I have never (and would never) told that to my DD. HOWEVER ...

From the day we separated, DD was made aware of the pecking order. She learned quickly that questions relating to her health, education or appearance should only be directed at her BPs (her father never managed to learn). There isn't a mom at BF's house, there isn't a dad at my house.

So for example, if DD gets a headache at BF's house and BF isn't around, she'll call me and ask whether she is allowed to take a pill, and vice versa. She wouldn't ever think of approaching SM or DF for one, or for permission to dip-dye her hair, or anything similar.
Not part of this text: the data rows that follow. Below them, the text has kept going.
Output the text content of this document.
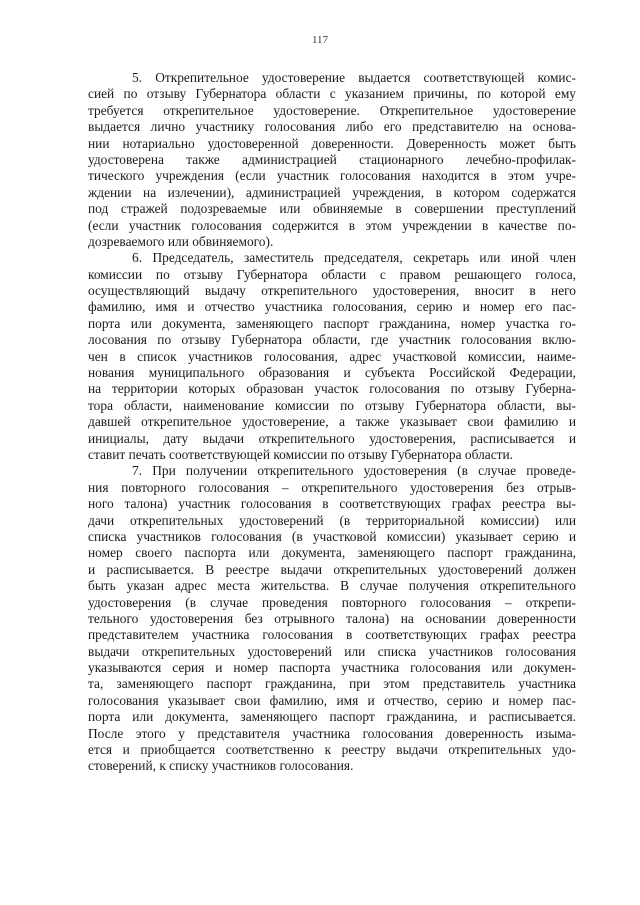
117
5. Открепительное удостоверение выдается соответствующей комис-
сией по отзыву Губернатора области с указанием причины, по которой ему
требуется открепительное удостоверение. Открепительное удостоверение
выдается лично участнику голосования либо его представителю на основа-
нии нотариально удостоверенной доверенности. Доверенность может быть
удостоверена также администрацией стационарного лечебно-профилак-
тического учреждения (если участник голосования находится в этом учре-
ждении на излечении), администрацией учреждения, в котором содержатся
под стражей подозреваемые или обвиняемые в совершении преступлений
(если участник голосования содержится в этом учреждении в качестве по-
дозреваемого или обвиняемого).
6. Председатель, заместитель председателя, секретарь или иной член
комиссии по отзыву Губернатора области с правом решающего голоса,
осуществляющий выдачу открепительного удостоверения, вносит в него
фамилию, имя и отчество участника голосования, серию и номер его пас-
порта или документа, заменяющего паспорт гражданина, номер участка го-
лосования по отзыву Губернатора области, где участник голосования вклю-
чен в список участников голосования, адрес участковой комиссии, наиме-
нования муниципального образования и субъекта Российской Федерации,
на территории которых образован участок голосования по отзыву Губерна-
тора области, наименование комиссии по отзыву Губернатора области, вы-
давшей открепительное удостоверение, а также указывает свои фамилию и
инициалы, дату выдачи открепительного удостоверения, расписывается и
ставит печать соответствующей комиссии по отзыву Губернатора области.
7. При получении открепительного удостоверения (в случае проведе-
ния повторного голосования – открепительного удостоверения без отрыв-
ного талона) участник голосования в соответствующих графах реестра вы-
дачи открепительных удостоверений (в территориальной комиссии) или
списка участников голосования (в участковой комиссии) указывает серию и
номер своего паспорта или документа, заменяющего паспорт гражданина,
и расписывается. В реестре выдачи открепительных удостоверений должен
быть указан адрес места жительства. В случае получения открепительного
удостоверения (в случае проведения повторного голосования – открепи-
тельного удостоверения без отрывного талона) на основании доверенности
представителем участника голосования в соответствующих графах реестра
выдачи открепительных удостоверений или списка участников голосования
указываются серия и номер паспорта участника голосования или докумен-
та, заменяющего паспорт гражданина, при этом представитель участника
голосования указывает свои фамилию, имя и отчество, серию и номер пас-
порта или документа, заменяющего паспорт гражданина, и расписывается.
После этого у представителя участника голосования доверенность изыма-
ется и приобщается соответственно к реестру выдачи открепительных удо-
стоверений, к списку участников голосования.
Really? She can't ask SM for an Advil? Who gets it for her if there's no other adult around? Does she help herself and you hope she gets the dosage right? What about a bandaid if she cuts herself? Can SM get one of those for her or does she have to call you first? I think these pidly things are what send the message that SM is an incompetent idiot and can't be trusted to do right by the SK. They are the types of things that set SM up for being disrespected by SKs.

chanizen
by Platinum Member on Sep. 22, 2012 at 1:56 PM
1 mom liked this
It depends. If the step parent is overstepping, then yes, it may be very healthy for the child to know that the step parent is not allowed to make certain decisions.

For example, if a sm told my dd she shouldn't play soccer because she is a girl, I would tell her not to listen to that sm. if a sm was making my child feel badly or trying to reshape her personality, I would tell dd not to listen. My kid does not need to feel bad about who she is.

However, a bm telling a sm not to listen to normal things any caregiver would say .... Like "please,shut the door" or "put your plate in the sink". Well, that is silly.